Movies portray robots that can move through the world as easily as humans, and use their hands to operate everything from dishwashers to computers with ease. But in reality, the creation of robots with these skills remains a major challenge. Researchers at the University of Massachusetts Amherst are solving this problem by giving a mobile robotic arm the ability to “see” its environment through a digital camera.
“Mobile robots play an important role in many settings, including planetary exploration and manufacturing,” says Dov Katz, a doctoral student of computer science. “Giving them the ability to manipulate objects will extend their use in medical care and household assistance.”
Results of experiments performed by Katz and Oliver Brock, a professor of computer science, were presented at the Proceedings of the International Electrical and Electronics Engineers Conference on Robotics and Automation May 21 in Pasadena, Calif.
So far, the team has successfully taught their creation, dubbed the UMan, or UMass Mobile Manipulator, to approach unfamiliar objects, such as scissors, garden shears and jointed wooden toys – and learn how they work by pushing on them and observing how they change, the same process used by children as they explore the world.
Like a child forming a memory, UMan then stores this knowledge of how the objects move as a “kinematic model” which can be used to perform specific tasks, such as opening scissors and shears to a 90 degree angle. Video shot by the team shows UMan easily completing this task.

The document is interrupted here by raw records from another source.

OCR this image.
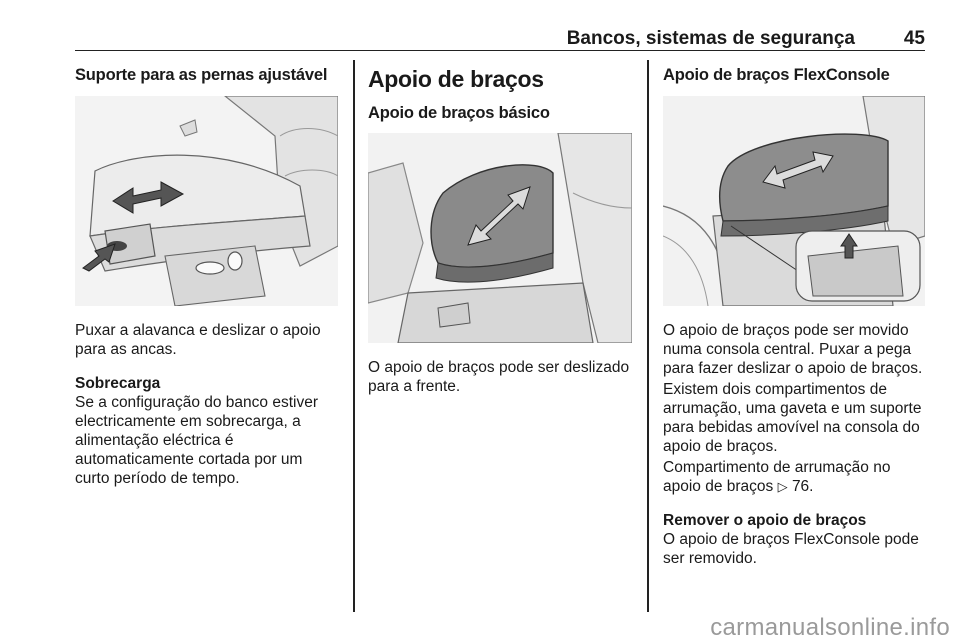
Bancos, sistemas de segurança	45
Suporte para as pernas ajustável

Puxar a alavanca e deslizar o apoio para as ancas.

Sobrecarga

Se a configuração do banco estiver electricamente em sobrecarga, a alimentação eléctrica é automaticamente cortada por um curto período de tempo.

Apoio de braços
Apoio de braços básico

O apoio de braços pode ser deslizado para a frente.

Apoio de braços FlexConsole

O apoio de braços pode ser movido numa consola central. Puxar a pega para fazer deslizar o apoio de braços.

Existem dois compartimentos de arrumação, uma gaveta e um suporte para bebidas amovível na consola do apoio de braços.

Compartimento de arrumação no apoio de braços ▷ 76.

Remover o apoio de braços

O apoio de braços FlexConsole pode ser removido.

carmanualsonline.info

This ability could be particularly useful in the exploration of other planets, where robots must navigate an unknown terrain and manipulate objects in order to perform scientific investigations. On Mars, manipulating objects could allow robotic explorers to easily handle and carefully examine rocks for signs of past or present life.
According to Katz, teaching the UMan, to “walk” was the easy part. “UMan sits on a base with four wheels that allow it to move in any direction, and a system of lasers keeps it from bumping into objects by judging their distance from the base,” says Katz, who filmed the UMan taking its first trip around the laboratory navigating through a maze of boxes.
What turned out to be harder was teaching the robotic arm to manipulate objects. “Robots in factories perform complex tasks with ease, but one screw out of place can shut down the entire assembly line,” say Katz, who recently met with representatives from Toyota Motors. “Giving robots the same skills as humans turned out to be much more difficult than we imagined, which is why we don’t have robots working in unstructured environments like homes.”
The key was giving the UMan eyes in the form of a digital camera that sits on the wrist. Once they added the camera, which coupled manipulating objects with the ability to “see,” the complex computer algorithms needed to instruct the UMan to perform specific tasks became much simpler.
A video shot by the team shows what the UMan “sees” as it approaches a jointed wooden toy on a wooden table, which appears as a uniform field of green dots. The first gentle touch from the hand quickly separates the toy from the background, and moving the various parts eventually labels each section with a specific color, identifying all the moving pieces and the joints holding them together. UMan then stores this knowledge, and can use it to put the object in a specific shape.
Future research by Katz and Brock will focus on teaching UMan to operate different types of machines, including doorknobs and light switches, and work on taking UMan’s manipulation skills into three dimensions.
“Once robots learn to combine movement, perception and the manipulation of objects, they will be able to perform meaningful work in environments that are unstructured and constantly changing,” says Katz. “At that point, we will have robots that can explore new planets and clean houses in a flexible way.”